From electronic gadgets to bonsai trees to dinner portions, the Japanese are famous for doing things small. But in sumo wrestling and banking, gigantism is the order of the day. At a press conference last week, officials at UFJ Holdings and Mitsubishi Tokyo Financial Group (MTFG) announced they had agreed to begin negotiating a merger that could create the world's largest bank, a monster with $1.75 trillion in assets, overshadowing Japan's Mizuho Holdings and U.S.-based Citigroup, both with approximately $1.3 trillion in assets as of March.

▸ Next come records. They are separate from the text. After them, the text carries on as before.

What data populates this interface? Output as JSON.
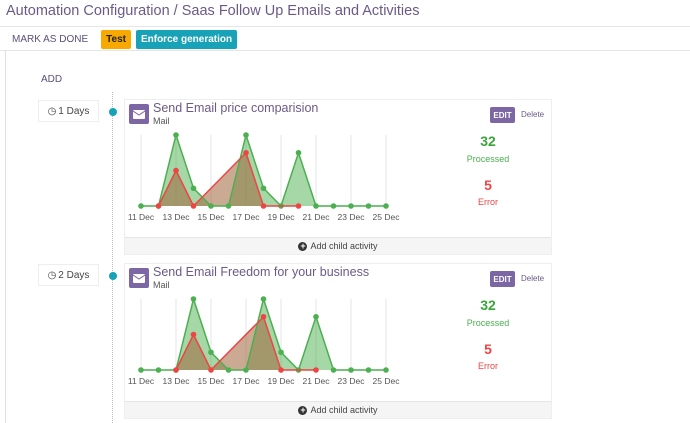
{
  "header": {
    "breadcrumb_root": "Automation Configuration",
    "separator": " / ",
    "breadcrumb_current": "Saas Follow Up Emails and Activities"
  },
  "toolbar": {
    "mark_done": "MARK AS DONE",
    "test": "Test",
    "enforce": "Enforce generation"
  },
  "add_label": "ADD",
  "activities": [
    {
      "delay": "1 Days",
      "name": "Send Email price comparision",
      "type": "Mail",
      "edit": "EDIT",
      "delete": "Delete",
      "processed": "32",
      "processed_label": "Processed",
      "error": "5",
      "error_label": "Error",
      "add_child": "Add child activity"
    },
    {
      "delay": "2 Days",
      "name": "Send Email Freedom for your business",
      "type": "Mail",
      "edit": "EDIT",
      "delete": "Delete",
      "processed": "32",
      "processed_label": "Processed",
      "error": "5",
      "error_label": "Error",
      "add_child": "Add child activity"
    }
  ],
  "chart_data": [
    {
      "type": "area",
      "x": [
        "11 Dec",
        "12 Dec",
        "13 Dec",
        "14 Dec",
        "15 Dec",
        "16 Dec",
        "17 Dec",
        "18 Dec",
        "19 Dec",
        "20 Dec",
        "21 Dec",
        "22 Dec",
        "23 Dec",
        "24 Dec",
        "25 Dec"
      ],
      "tick_labels": [
        "11 Dec",
        "13 Dec",
        "15 Dec",
        "17 Dec",
        "19 Dec",
        "21 Dec",
        "23 Dec",
        "25 Dec"
      ],
      "series": [
        {
          "name": "Processed",
          "color": "#4caf50",
          "values": [
            0,
            0,
            4,
            1,
            0,
            0,
            4,
            1,
            0,
            3,
            0,
            0,
            0,
            0,
            0
          ]
        },
        {
          "name": "Error",
          "color": "#ef4444",
          "values": [
            null,
            0,
            2,
            0,
            null,
            null,
            3,
            0,
            null,
            0,
            null,
            null,
            null,
            null,
            null
          ]
        }
      ],
      "ylim": [
        0,
        4
      ]
    },
    {
      "type": "area",
      "x": [
        "11 Dec",
        "12 Dec",
        "13 Dec",
        "14 Dec",
        "15 Dec",
        "16 Dec",
        "17 Dec",
        "18 Dec",
        "19 Dec",
        "20 Dec",
        "21 Dec",
        "22 Dec",
        "23 Dec",
        "24 Dec",
        "25 Dec"
      ],
      "tick_labels": [
        "11 Dec",
        "13 Dec",
        "15 Dec",
        "17 Dec",
        "19 Dec",
        "21 Dec",
        "23 Dec",
        "25 Dec"
      ],
      "series": [
        {
          "name": "Processed",
          "color": "#4caf50",
          "values": [
            0,
            0,
            0,
            4,
            1,
            0,
            0,
            4,
            1,
            0,
            3,
            0,
            0,
            0,
            0
          ]
        },
        {
          "name": "Error",
          "color": "#ef4444",
          "values": [
            null,
            null,
            0,
            2,
            0,
            null,
            null,
            3,
            0,
            null,
            0,
            null,
            null,
            null,
            null
          ]
        }
      ],
      "ylim": [
        0,
        4
      ]
    }
  ]
}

The deal, if approved by regulators and shareholders, could create a bank with the size and the diversity of products to be Japan's first globally competitive financial institution. But it would not be a merger of equals. While most large Japanese banks have cleaned up their balance sheets and are profitable once more, UFJ, the country's fourth largest bank, remains beset by bad loans. After recently reporting its third straight year of losses, it may have to merge or eventually face a government-run restructuring. Critics of the proposed deal are worried that MTFG (arguably Japan's healthiest bank) might be dragged down by a basket case like UFJ. Says Nana Otsuki, a credit analyst at Standard & Poor's: "It's just a weak bank hanging on a stronger one."
Japan's banks have been congratulating themselves for their recent turnaround, but critics say they should start concentrating on improving profit margins, not increasing their assets. As any bonsai artist will tell you, big is rarely beautiful.